Продолжая говорить, он медленно приближается ко мне, как убийца из вестерна, который позволяет себе потянуть время, прежде чем прикончить другого ковбоя, потому что судьба того все равно уже решена.
– Ты прекрасно знаешь, почему.
– И то верно, столько месяцев таскать такую тушу. Тут и корова устанет.
– Я делаю, что могу.
– Ты делаешь, что хочешь, это да. Но я же имею право трахаться, верно? А? Ты просто придумываешь медицинские предлоги, чтобы избегать меня.
– …
– Это чтобы избегать меня? Отвечай!
Преграды рушатся одна за другой, я чувствую, как зверь продвигается вперед. Мне страшно. Хочется позвать на помощь, но кого? И как? Я как газель, которую сейчас сожрет лев. Думаю о Малу, о родителях, о друзьях детства, которых любила и потеряла, думаю о Гийоме и коллегах, которых мне так не хватает, думаю о Ромео и его последнем письме, где он сказал, что в любой момент готов прийти на помощь.
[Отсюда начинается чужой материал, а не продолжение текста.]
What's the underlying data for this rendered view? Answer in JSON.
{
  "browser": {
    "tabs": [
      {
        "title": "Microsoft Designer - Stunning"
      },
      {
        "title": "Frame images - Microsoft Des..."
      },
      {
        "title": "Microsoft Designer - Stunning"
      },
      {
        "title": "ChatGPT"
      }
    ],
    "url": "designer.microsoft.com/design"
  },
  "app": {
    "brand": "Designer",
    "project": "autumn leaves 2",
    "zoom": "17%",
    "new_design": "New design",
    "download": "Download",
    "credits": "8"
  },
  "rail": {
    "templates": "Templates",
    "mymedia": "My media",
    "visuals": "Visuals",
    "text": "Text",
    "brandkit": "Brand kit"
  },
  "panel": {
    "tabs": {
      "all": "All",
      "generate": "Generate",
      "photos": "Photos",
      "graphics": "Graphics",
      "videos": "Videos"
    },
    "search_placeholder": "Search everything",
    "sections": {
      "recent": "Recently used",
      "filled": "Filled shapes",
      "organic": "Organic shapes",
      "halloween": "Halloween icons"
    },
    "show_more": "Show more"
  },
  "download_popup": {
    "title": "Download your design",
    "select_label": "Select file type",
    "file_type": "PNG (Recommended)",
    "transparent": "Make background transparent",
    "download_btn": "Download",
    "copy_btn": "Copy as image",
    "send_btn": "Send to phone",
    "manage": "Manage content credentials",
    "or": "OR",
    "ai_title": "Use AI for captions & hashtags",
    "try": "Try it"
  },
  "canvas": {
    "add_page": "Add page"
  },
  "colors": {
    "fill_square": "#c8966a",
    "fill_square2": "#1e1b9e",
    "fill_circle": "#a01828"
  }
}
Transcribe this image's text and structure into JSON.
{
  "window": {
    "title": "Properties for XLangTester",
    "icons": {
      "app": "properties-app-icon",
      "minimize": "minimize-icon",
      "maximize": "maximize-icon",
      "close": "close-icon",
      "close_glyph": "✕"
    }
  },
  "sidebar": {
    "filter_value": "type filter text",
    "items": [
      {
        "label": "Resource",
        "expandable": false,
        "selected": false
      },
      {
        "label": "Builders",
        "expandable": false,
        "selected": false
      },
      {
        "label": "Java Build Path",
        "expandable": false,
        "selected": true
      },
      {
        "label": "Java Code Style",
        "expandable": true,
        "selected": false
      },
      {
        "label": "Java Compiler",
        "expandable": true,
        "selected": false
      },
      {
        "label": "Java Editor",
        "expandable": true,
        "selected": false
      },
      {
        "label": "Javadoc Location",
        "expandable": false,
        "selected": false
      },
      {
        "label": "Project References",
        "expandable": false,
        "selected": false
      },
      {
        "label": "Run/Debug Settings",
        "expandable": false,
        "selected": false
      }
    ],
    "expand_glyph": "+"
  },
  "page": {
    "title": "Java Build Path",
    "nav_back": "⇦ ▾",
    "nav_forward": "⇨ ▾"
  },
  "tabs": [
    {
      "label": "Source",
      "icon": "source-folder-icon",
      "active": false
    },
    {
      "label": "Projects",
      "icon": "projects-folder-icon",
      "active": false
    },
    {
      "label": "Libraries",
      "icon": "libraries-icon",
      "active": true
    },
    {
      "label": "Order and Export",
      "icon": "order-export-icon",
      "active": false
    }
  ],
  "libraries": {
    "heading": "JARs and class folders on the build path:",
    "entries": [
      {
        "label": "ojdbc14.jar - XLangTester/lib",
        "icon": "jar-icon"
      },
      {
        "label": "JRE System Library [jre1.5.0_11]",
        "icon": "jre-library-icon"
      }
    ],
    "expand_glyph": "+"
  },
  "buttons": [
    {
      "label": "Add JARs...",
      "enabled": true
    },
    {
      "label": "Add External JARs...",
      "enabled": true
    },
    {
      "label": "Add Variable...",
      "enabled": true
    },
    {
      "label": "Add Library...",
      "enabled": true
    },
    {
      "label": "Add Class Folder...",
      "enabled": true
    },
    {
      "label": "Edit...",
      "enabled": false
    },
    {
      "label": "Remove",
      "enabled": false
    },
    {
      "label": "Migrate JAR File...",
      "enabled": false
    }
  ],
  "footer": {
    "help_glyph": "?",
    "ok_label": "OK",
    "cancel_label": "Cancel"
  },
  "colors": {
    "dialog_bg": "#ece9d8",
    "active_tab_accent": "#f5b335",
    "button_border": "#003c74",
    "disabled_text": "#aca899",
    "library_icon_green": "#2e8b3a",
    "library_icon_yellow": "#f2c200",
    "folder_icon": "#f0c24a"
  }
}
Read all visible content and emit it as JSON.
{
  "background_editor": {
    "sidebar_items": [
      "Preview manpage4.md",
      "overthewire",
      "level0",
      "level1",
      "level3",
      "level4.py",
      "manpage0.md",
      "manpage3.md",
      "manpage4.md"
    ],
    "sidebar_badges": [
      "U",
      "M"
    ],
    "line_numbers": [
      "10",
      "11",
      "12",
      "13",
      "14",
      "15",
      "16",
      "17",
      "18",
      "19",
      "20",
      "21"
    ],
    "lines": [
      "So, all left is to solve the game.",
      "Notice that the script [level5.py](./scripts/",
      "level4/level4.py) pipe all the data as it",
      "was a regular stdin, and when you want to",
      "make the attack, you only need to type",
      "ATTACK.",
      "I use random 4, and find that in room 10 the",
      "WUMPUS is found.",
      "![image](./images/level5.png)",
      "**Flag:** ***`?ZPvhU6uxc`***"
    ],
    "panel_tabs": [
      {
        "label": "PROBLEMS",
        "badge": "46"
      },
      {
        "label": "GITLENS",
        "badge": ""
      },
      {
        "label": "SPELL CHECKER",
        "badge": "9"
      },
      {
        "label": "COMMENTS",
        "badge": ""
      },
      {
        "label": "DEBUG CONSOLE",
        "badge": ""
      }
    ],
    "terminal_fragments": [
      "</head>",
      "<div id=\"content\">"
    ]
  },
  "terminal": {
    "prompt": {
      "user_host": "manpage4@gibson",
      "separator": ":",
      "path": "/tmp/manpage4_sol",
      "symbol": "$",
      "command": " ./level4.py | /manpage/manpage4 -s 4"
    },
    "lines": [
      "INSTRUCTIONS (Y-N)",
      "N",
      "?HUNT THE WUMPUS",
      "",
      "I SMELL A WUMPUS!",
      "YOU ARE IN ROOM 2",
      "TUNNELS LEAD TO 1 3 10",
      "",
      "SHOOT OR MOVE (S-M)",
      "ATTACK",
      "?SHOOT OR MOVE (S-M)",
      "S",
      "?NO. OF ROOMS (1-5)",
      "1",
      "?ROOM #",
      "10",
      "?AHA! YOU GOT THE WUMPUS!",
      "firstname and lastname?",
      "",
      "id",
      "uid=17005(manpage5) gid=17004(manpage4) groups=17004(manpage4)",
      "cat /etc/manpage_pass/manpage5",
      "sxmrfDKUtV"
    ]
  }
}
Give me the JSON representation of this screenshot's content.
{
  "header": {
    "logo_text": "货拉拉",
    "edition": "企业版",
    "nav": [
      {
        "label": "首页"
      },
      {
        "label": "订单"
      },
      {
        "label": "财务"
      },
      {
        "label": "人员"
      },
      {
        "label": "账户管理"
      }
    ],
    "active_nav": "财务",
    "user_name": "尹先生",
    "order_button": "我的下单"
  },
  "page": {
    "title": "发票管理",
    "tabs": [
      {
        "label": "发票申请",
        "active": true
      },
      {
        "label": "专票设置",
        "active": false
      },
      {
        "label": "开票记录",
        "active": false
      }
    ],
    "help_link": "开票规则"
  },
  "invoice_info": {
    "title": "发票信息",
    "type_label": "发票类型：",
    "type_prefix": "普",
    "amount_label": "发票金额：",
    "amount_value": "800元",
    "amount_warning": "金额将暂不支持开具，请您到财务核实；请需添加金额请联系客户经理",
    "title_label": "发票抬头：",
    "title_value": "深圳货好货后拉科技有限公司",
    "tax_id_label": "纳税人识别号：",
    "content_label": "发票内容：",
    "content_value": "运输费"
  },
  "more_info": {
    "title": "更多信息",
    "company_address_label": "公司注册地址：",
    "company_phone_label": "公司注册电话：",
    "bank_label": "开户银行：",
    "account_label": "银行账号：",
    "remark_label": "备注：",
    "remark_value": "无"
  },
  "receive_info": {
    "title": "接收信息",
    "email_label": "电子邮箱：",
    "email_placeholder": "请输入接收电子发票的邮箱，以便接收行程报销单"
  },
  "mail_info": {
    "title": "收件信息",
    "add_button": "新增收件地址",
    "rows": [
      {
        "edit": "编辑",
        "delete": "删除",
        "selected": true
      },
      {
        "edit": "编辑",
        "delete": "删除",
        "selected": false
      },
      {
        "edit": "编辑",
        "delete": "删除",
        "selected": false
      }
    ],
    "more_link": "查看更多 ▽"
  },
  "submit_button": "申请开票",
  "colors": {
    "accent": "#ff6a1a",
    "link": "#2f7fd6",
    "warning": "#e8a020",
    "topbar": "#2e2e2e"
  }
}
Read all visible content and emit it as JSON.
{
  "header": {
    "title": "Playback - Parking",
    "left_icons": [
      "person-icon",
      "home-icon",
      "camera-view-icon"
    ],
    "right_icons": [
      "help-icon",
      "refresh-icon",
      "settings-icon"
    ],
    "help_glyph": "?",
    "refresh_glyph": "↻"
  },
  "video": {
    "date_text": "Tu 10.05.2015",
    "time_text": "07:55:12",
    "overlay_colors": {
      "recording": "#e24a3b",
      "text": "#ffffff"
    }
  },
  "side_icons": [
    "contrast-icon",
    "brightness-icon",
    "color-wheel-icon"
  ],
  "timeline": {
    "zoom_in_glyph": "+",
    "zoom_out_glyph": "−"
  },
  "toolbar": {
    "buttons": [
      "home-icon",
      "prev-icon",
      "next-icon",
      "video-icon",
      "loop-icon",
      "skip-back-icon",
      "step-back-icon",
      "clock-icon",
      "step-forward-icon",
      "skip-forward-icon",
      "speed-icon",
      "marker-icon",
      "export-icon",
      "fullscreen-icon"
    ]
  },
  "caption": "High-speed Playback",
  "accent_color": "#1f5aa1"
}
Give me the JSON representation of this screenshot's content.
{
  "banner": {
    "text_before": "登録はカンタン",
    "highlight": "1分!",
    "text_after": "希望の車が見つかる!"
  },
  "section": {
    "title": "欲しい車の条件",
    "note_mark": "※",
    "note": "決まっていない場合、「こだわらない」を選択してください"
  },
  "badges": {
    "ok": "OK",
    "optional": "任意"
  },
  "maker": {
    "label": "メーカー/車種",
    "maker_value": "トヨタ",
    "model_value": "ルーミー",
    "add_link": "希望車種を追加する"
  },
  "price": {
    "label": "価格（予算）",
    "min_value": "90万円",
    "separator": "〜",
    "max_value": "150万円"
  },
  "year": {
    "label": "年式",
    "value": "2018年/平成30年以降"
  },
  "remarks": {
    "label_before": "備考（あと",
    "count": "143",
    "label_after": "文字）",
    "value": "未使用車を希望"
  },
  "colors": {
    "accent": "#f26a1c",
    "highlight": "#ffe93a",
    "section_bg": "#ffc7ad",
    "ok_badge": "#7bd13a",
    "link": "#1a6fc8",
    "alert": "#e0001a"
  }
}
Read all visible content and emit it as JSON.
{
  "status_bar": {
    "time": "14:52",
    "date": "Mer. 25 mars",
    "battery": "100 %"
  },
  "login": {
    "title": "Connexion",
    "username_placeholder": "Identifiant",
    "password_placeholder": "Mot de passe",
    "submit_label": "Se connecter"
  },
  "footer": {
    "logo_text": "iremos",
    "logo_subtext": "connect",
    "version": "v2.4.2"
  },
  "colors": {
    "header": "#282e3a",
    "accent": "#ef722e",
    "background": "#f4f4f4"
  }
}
Я мечтаю, чтобы он сейчас зашел в комнату, да, прямо сейчас, и вмешался, и стал моей защитой, и выплатил свой долг. Но он не зайдет, потому что я одна. Одна в мире, вместе с этим ребенком, в этой комнате, где, судя по ненависти в глазах его производителя, я знаю, что меня ждет. Я прикрываю руками живот. Прячься, малыш, прячься, я защищу тебя. До самого конца. До конца чего, я не знаю, но до самого конца.